March 17, 2006

U.S. Lawyer in Terror Case Is Put on Leave


WASHINGTON, March 16 —The government lawyer whose improper coaching of witnesses and other actions have jeopardized the death penalty case against Zacarias Moussaoui has been forced to take a leave from the Transportation Security Administration, a department spokeswoman said Thursday.

The actions of the lawyer, Carla J. Martin may have wrecked the Justice Department's efforts to execute Mr. Moussaoui, the only person charged in a United States courtroom with responsibility for the deaths from the attacks of Sept. 11, 2001. She has not yet offered an explanation for her behavior, disclosed over the last few days, but her lawyer, in a statement Thursday, said, "Ms. Martin has now been vilified by assertions from the prosecution and assorted media pundits."

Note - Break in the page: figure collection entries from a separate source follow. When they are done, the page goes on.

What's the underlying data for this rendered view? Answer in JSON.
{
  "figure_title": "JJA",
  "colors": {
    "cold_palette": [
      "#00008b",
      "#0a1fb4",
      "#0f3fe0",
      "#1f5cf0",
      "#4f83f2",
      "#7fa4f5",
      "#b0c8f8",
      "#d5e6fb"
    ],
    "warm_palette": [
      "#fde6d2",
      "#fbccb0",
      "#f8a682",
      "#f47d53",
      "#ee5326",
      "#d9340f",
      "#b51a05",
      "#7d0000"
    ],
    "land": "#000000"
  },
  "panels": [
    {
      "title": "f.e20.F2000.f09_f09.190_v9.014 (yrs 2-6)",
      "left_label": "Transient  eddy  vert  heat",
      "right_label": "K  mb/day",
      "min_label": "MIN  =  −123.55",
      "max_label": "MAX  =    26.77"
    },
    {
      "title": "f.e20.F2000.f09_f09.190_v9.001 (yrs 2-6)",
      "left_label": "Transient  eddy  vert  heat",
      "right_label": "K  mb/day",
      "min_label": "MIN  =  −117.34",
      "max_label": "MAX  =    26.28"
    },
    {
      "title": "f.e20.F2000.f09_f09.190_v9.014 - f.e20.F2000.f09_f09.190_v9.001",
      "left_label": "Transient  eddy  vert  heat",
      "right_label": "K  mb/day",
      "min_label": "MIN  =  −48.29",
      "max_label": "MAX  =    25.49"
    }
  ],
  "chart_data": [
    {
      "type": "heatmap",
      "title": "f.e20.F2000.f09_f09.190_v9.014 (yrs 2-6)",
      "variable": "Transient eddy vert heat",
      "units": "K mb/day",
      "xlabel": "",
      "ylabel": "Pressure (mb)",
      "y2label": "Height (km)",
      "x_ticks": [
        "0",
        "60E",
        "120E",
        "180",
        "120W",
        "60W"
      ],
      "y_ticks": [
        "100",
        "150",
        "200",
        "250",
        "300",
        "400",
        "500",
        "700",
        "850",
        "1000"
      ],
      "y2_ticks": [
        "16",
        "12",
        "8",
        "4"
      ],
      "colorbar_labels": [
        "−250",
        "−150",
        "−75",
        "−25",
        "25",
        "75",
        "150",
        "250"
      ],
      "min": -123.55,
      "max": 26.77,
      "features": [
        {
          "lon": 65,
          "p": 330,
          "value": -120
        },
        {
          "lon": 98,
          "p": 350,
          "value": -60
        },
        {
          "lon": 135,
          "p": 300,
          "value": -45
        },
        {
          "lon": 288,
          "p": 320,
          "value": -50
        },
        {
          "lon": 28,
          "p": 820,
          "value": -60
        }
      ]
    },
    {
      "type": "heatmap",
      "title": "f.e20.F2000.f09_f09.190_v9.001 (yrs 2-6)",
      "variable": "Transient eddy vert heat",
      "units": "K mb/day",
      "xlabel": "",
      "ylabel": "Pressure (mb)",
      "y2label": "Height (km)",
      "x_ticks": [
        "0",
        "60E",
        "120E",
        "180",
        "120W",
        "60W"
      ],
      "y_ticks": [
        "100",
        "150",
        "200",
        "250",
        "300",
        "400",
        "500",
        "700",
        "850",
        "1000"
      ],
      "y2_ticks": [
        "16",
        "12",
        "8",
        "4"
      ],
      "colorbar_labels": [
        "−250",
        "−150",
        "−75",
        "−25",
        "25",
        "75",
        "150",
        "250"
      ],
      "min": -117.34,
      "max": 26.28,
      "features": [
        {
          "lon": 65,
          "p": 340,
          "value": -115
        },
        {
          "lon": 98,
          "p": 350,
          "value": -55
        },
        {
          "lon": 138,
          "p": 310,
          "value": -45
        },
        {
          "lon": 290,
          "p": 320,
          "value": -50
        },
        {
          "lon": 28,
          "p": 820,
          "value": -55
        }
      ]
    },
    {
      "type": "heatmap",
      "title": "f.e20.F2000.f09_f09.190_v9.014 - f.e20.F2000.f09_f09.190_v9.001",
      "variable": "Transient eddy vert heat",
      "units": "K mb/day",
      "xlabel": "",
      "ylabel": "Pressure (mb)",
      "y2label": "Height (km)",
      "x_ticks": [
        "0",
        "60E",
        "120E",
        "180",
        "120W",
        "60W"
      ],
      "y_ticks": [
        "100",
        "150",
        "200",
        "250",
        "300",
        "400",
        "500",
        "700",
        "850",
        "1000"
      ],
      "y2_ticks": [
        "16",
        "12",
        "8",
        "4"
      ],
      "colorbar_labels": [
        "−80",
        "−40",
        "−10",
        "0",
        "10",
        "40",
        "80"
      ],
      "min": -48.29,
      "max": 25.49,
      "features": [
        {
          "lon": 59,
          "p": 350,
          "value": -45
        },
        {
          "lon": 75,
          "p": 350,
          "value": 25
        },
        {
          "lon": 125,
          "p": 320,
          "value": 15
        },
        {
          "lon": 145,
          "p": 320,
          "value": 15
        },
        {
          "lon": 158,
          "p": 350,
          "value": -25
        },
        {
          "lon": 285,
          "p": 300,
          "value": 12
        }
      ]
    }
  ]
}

Her lawyer, Roscoe C. Howard Jr., said Ms. Martin was preparing a response.

"When her opportunity comes," Mr. Howard said, "her response will show a very different, full picture of her intentions, her conduct and her tireless dedication to a full trial."

The disclosure Monday that Ms. Martin had sent trial transcripts and e-mail messages to seven government aviation officials listed as witnesses with suggestions as to how they should testify threw the Moussaoui trial into confusion.

Judge Leonie M. Brinkema called it the worst case of a lawyer tampering with witnesses she had experienced on the bench. Judge Brinkema also said Ms. Martin had not told the truth when she told prosecutors that some of the government officials had refused to talk to Mr. Moussaoui's court-appointed lawyers.

The judge ruled Tuesday that the government would not be permitted to call any of the witnesses who might have been tainted by Ms. Martin's conduct.

Her ruling dealt a potentially crippling blow to the government's efforts to execute Mr. Moussaoui. Even though he was in jail at the time of the Sept. 11 attacks, prosecutors have argued that he bears responsibility for the deaths that day because he lied to investigators who arrested him three weeks earlier.

Judge Brinkema recessed the trial until Monday, and the prosecution has asked her to reconsider her ruling, saying the sanction was excessive.

In a response Thursday, Mr. Moussaoui's lawyers reminded Judge Brinkema that courts were obliged to be especially sensitive to problems that might deny a fair trial to someone facing a death penalty.

Because Mr. Moussaoui has pleaded guilty to conspiracy charges in connection with the Sept. 11 attacks, the sole question is whether he will be executed or imprisoned for life.